The noble Baroness, Lady Bennett, raised questions about automatic authorisation. I understand why noble Lords are raising these matters. This is new territory and noble Lords need to be reassured. There are clear criteria embedded in the legislation to ensure that only appropriate clinical trials can use this automatic authorisation route. The criteria are based upon the MHRA stakeholders who were consulted on their extensive experience of clinical trials and the participant safety risks associated with them. I can give the reassurance that, where there is a significant safety concern with the product, clinical trials will not be eligible for automatic authorisation and must undergo full regulatory assessment.
The noble Lord, Lord Scriven, mentioned stakeholder engagement. Following the public consultation, a number of policies were adapted to ensure that the regulations did not have any unintended consequences, as the noble Lord, Lord Kamall, said. Let me give one example. The feedback indicated that patient and public involvement would be best addressed in guidance rather than in legal requirements, in order to give that flexibility and to enable it to be kept up to date.
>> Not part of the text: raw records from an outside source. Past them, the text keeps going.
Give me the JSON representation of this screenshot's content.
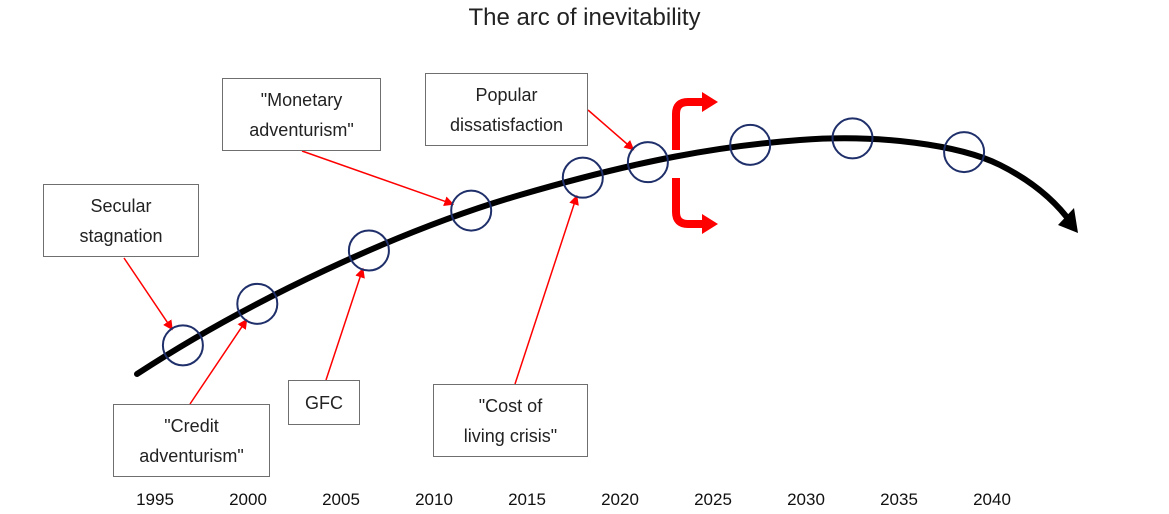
{
  "title": "The arc of inevitability",
  "colors": {
    "curve": "#000000",
    "marker": "#1f2f6a",
    "pointer": "#ff0000",
    "fork": "#ff0000",
    "box_border": "#6f6f6f"
  },
  "labels": [
    {
      "id": "secular-stagnation",
      "text": "Secular\nstagnation"
    },
    {
      "id": "credit-adventurism",
      "text": "\"Credit\nadventurism\""
    },
    {
      "id": "gfc",
      "text": "GFC"
    },
    {
      "id": "monetary-adventurism",
      "text": "\"Monetary\nadventurism\""
    },
    {
      "id": "cost-of-living-crisis",
      "text": "\"Cost of\nliving crisis\""
    },
    {
      "id": "popular-dissatisfaction",
      "text": "Popular\ndissatisfaction"
    }
  ],
  "timeline": [
    "1995",
    "2000",
    "2005",
    "2010",
    "2015",
    "2020",
    "2025",
    "2030",
    "2035",
    "2040"
  ],
  "events": [
    {
      "year": 1996.5,
      "label": "secular-stagnation"
    },
    {
      "year": 2000.5,
      "label": "credit-adventurism"
    },
    {
      "year": 2006.5,
      "label": "gfc"
    },
    {
      "year": 2012,
      "label": "monetary-adventurism"
    },
    {
      "year": 2018,
      "label": "cost-of-living-crisis"
    },
    {
      "year": 2021.5,
      "label": "popular-dissatisfaction"
    },
    {
      "year": 2027
    },
    {
      "year": 2032.5
    },
    {
      "year": 2038.5
    }
  ],
  "fork_year": 2023.5
}
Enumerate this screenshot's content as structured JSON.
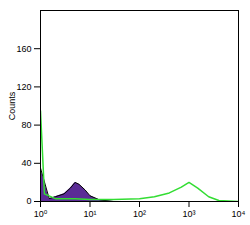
{
  "chart_data": {
    "type": "histogram",
    "log": "x",
    "ylabel": "Counts",
    "xlim": [
      1,
      10000
    ],
    "xticks": [
      {
        "value": 1,
        "label": "10⁰"
      },
      {
        "value": 10,
        "label": "10¹"
      },
      {
        "value": 100,
        "label": "10²"
      },
      {
        "value": 1000,
        "label": "10³"
      },
      {
        "value": 10000,
        "label": "10⁴"
      }
    ],
    "ylim": [
      0,
      200
    ],
    "yticks": [
      0,
      40,
      80,
      120,
      160
    ],
    "series": [
      {
        "type": "area",
        "color": "#5b2c96",
        "x": [
          1,
          1.5,
          2,
          3,
          4,
          5,
          6,
          8,
          10,
          15,
          20,
          30
        ],
        "values": [
          35,
          3,
          5,
          8,
          14,
          20,
          18,
          12,
          6,
          2,
          1,
          0
        ]
      },
      {
        "type": "line",
        "color": "#33dd33",
        "x": [
          1,
          1.2,
          2,
          5,
          10,
          30,
          100,
          200,
          400,
          700,
          1000,
          1500,
          2500,
          4000,
          10000
        ],
        "values": [
          95,
          8,
          3,
          3,
          2,
          2,
          3,
          5,
          9,
          15,
          20,
          14,
          5,
          1,
          0
        ]
      }
    ]
  }
}
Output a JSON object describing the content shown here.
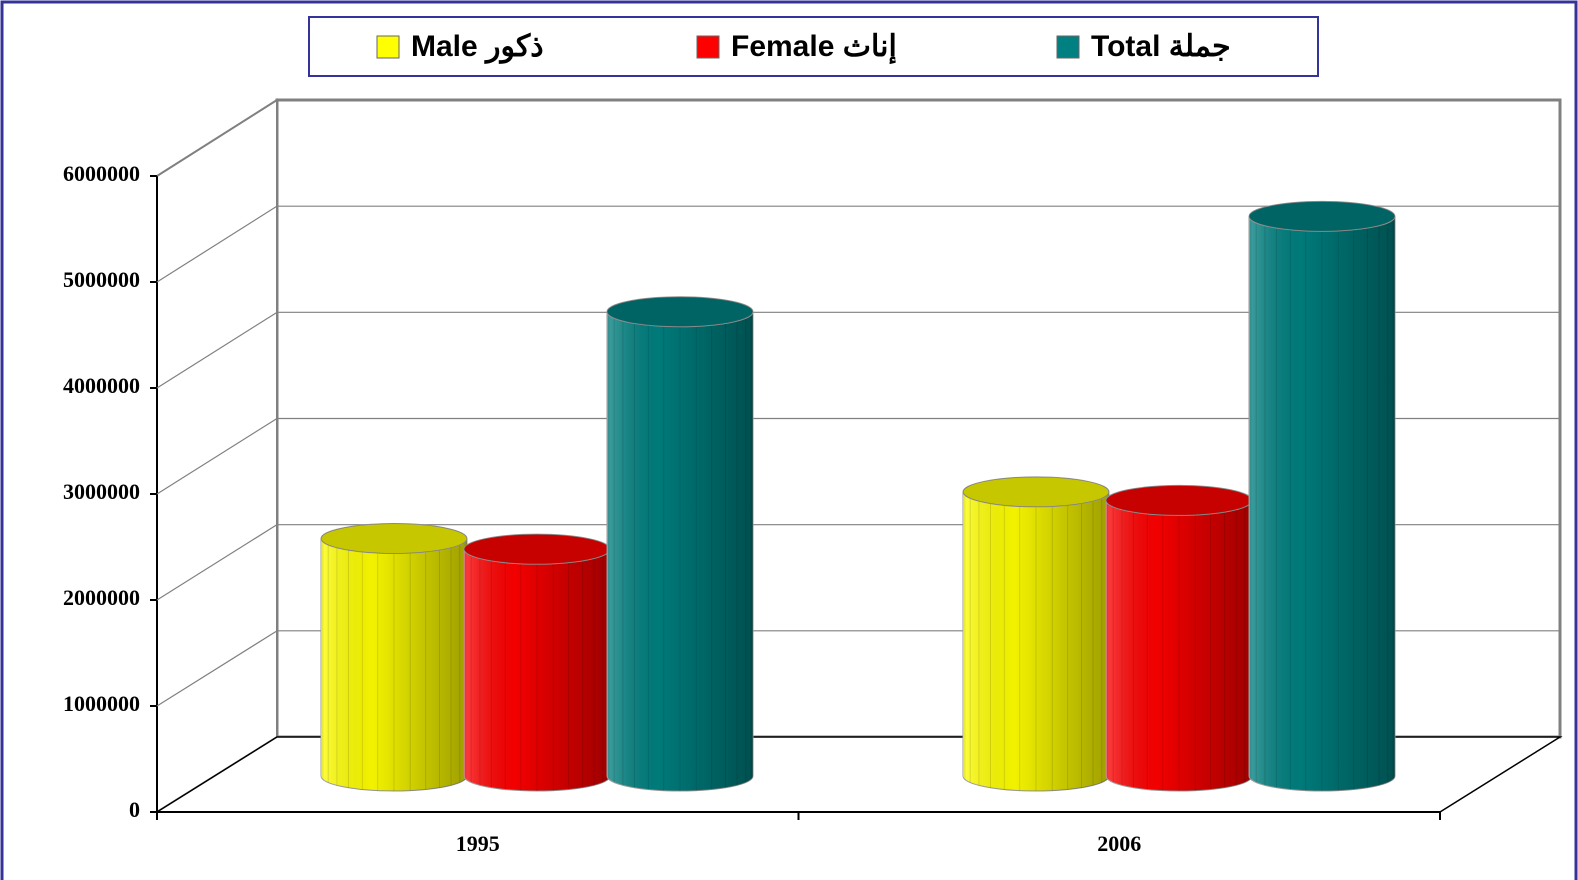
{
  "chart_data": {
    "type": "bar3d",
    "categories": [
      "1995",
      "2006"
    ],
    "series": [
      {
        "name": "Male ذكور",
        "color": "#ffff00",
        "values": [
          2240000,
          2680000
        ]
      },
      {
        "name": "Female إناث",
        "color": "#ff0000",
        "values": [
          2140000,
          2600000
        ]
      },
      {
        "name": "Total جملة",
        "color": "#008080",
        "values": [
          4380000,
          5280000
        ]
      }
    ],
    "ylim": [
      0,
      6000000
    ],
    "yticks": [
      0,
      1000000,
      2000000,
      3000000,
      4000000,
      5000000,
      6000000
    ],
    "grid": true,
    "legend": "top"
  }
}
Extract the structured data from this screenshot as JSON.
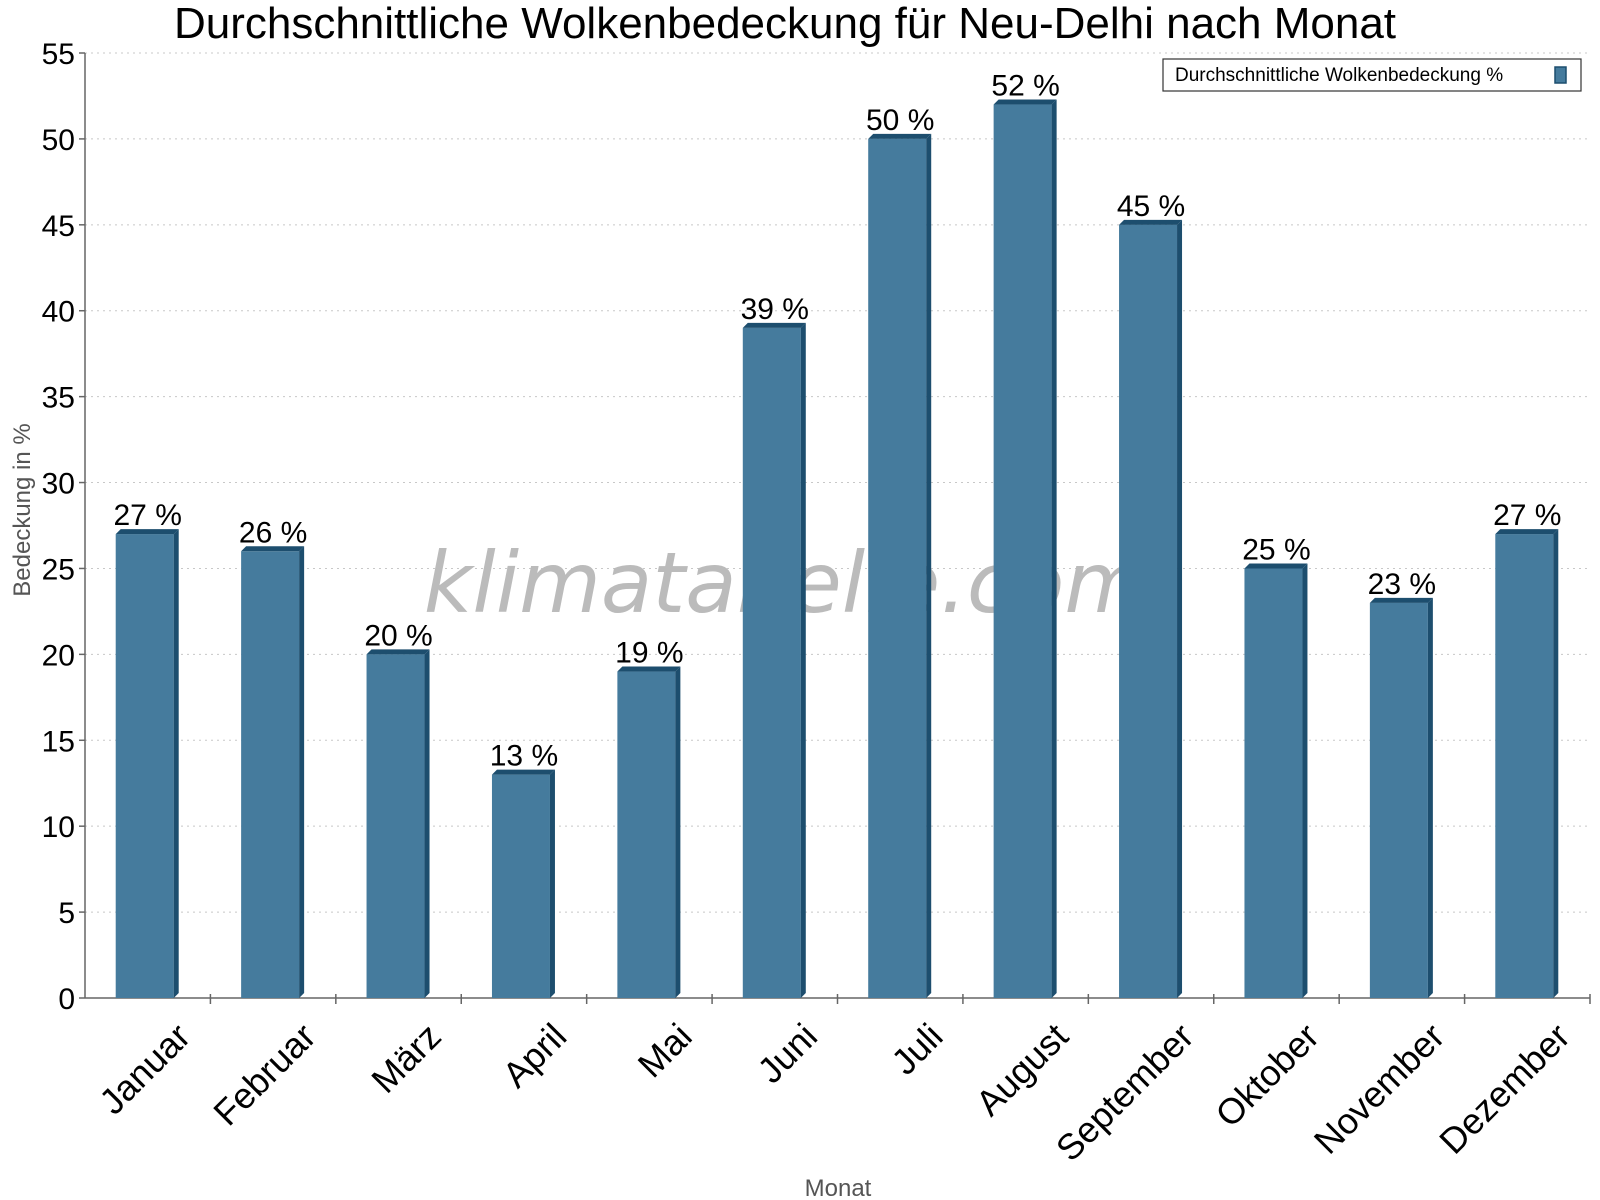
{
  "chart_data": {
    "type": "bar",
    "title": "Durchschnittliche Wolkenbedeckung für Neu-Delhi nach Monat",
    "xlabel": "Monat",
    "ylabel": "Bedeckung in %",
    "categories": [
      "Januar",
      "Februar",
      "März",
      "April",
      "Mai",
      "Juni",
      "Juli",
      "August",
      "September",
      "Oktober",
      "November",
      "Dezember"
    ],
    "series": [
      {
        "name": "Durchschnittliche Wolkenbedeckung %",
        "values": [
          27,
          26,
          20,
          13,
          19,
          39,
          50,
          52,
          45,
          25,
          23,
          27
        ],
        "color": "#457b9d",
        "edge_color": "#1d4e6e"
      }
    ],
    "value_labels": [
      "27 %",
      "26 %",
      "20 %",
      "13 %",
      "19 %",
      "39 %",
      "50 %",
      "52 %",
      "45 %",
      "25 %",
      "23 %",
      "27 %"
    ],
    "ylim": [
      0,
      55
    ],
    "yticks": [
      "0",
      "5",
      "10",
      "15",
      "20",
      "25",
      "30",
      "35",
      "40",
      "45",
      "50",
      "55"
    ],
    "grid": true,
    "legend_position": "top-right"
  },
  "watermark": "klimatabelle.com"
}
The noble Baroness, Lady Bennett, mentioned the environmental impact at the stage of clinical trials. I will be pleased to write to her on that point.
As I believe this debate has shown, we are in agreement that, by improving the clinical trial regulatory framework, these changes will expand patient access to cutting-edge therapies, boost the UK’s life sciences sector and reinforce the reputation of the NHS as a leader in health research. On this basis, I hope that noble Lords will feel able to support these vital regulatory changes.